Every other week, the English department meets a large group (largest dept. in the school) to discuss courses, initiatives, school business, and overarching questions. Yesterday, we revisited a conversation about homework that's been going on school-wide for a few years. How do we use it? Why do students gain from it? Could we get by without it? And so on. And we ended up discussing what some of us perceived as a move towards a school culture that doesn't foster serious students, specifically in English. Physics and Math maybe a different story?
Many great questions came out of the discussion:
*Is there a difference between being good at something and being a student of something? Waterpolo was the analogy.
*How do we balance encouraging the skills of a good student with the necessary pace of the curriculum?
*Should we expect all student to have passion for English? For example, do we expect all student in orchestra to be serious musicians?
*Is being a serious student, a mastery of skills or an investment in content?
So I left the meeting thinking about these questions, and thinking about how I might present some ideas in a post here at WatsonCommon. Considering myself a serious student of several things, English, leadership, educational technology, surfing, mountaineering, racquetball, marathoning, I thought I'd take inventory of all the things I do as a serious student (maybe learner is a better term).

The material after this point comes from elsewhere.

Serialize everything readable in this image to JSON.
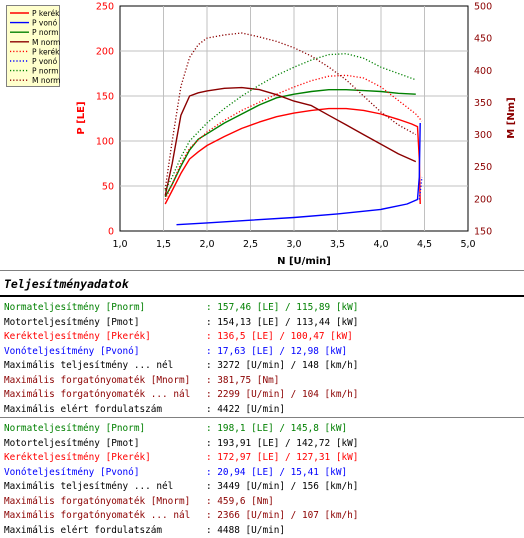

1. I keep a small notebook with me at all times to quickly jot down ideas, reflections, and observations. This is also where raw ideas are born. Often, what's written here is in the form of lists, pictures, webs.
2. I write in a personal journal, at least 10 minutes a day, for nobody but me.
3. I keep a professional blog and read blogs of people who do similar work, creating a network of creative collaborators. Before blogging, I documented all my work and organized it in binders and folders, ready to reference and share.
4. I try to build a professional library of thought-provoking reading. I think this too is encompassed by the read/write web.
I'm probably missing things. But these are the habits (I wouldn't call them skills) that I believe make me serious. Is this what we expect of students? Or is it something else? Something more?